EY member ﬁrms are able to conclude from several years of research of ESG reporting that there is a global trend toward increased interest in nonﬁnancial information on the part of investment professionals. But the question we continue to seek to answer is whether ESG information is, ultimately, inﬂuencing investor decisions. In each of the last three years, research undertaken by EY has documented an expanding role of ESG factors in the decision making of investors around the world.
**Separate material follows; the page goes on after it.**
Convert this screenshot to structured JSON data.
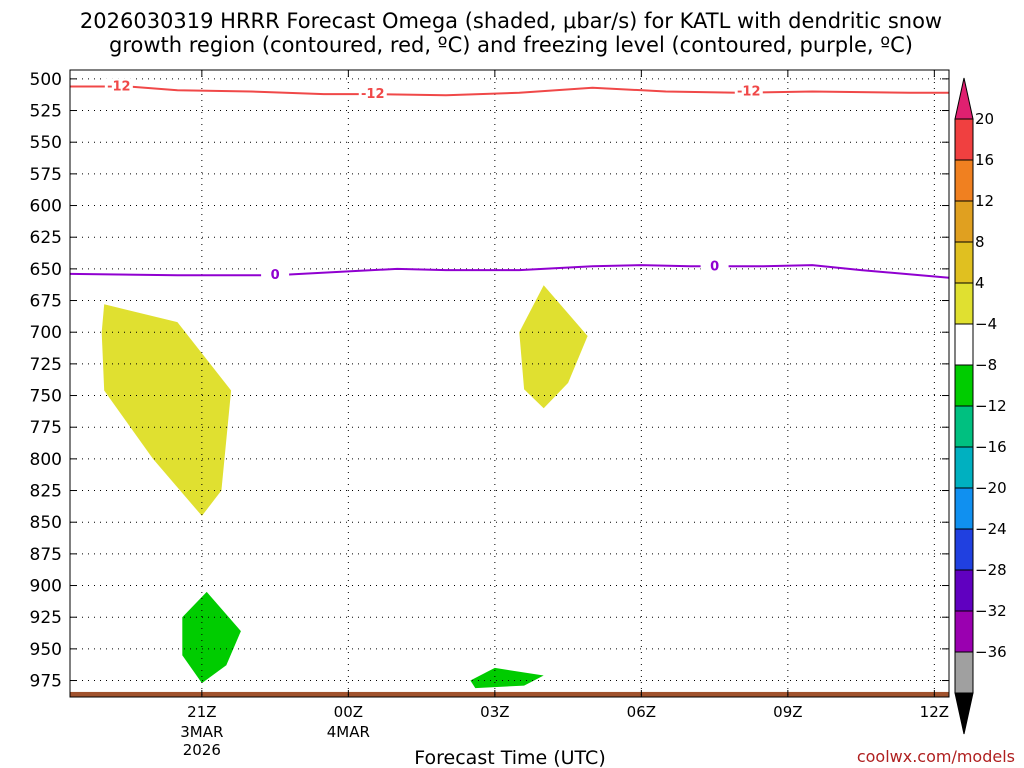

· Investors around the world reveal broad support for the ESG-related themes expressed in the February 2016 memo from Laurence Fink, Chairman and CEO of BlackRock, to the leadership of the world’s largest companies. Investors strongly support Fink’s call for an annual board approved strategy statement for public companies. They agree that ESG factors present risks and opportunities that have been neglected for too long. Yes, say investors, sustainable returns require a sharper focus on corporate governance and on environmental and social factors.
· The risk of stranded assets remains a substantive concern for institutional investors, continuing a trend documented in last year’s report. More than 60% of the investors in our 2016 survey reported recently decreasing their holdings or monitoring holdings closely due to stranded asset risk.
· Despite the increasing importance placed on nonﬁnancial performance and disclosures, most of the surveyed investors evaluate environmental and social factors on an informal, not structured, basis
· Disclosure and scrutiny of nonﬁnancial information will continue to grow in importance in the years ahead. The Paris Climate Conference agreement will lead to an increase in disclosures about companies’ climate practices and risk management strategies, say investors. They report that recent environmental and social scandals have driven them to reevaluate nonﬁnancial disclosures and look more closely at available information.
· Nonﬁnancial performance plays a pivotal role in the investment decisions for most of the surveyed investors, and for a greater percentage of investors than in previous years. Also, a dwindling percentage of investors believe that it is unclear whether nonﬁnancial disclosures are material, down substantially from surveys in 2015 and 2013.
· Investors believe the biggest factors motivating companies to report ESG information are the reputation of companies with their customers and regulatory compliance mandates. Most investors believe that companies don’t disclose ESG risks that could affect their business.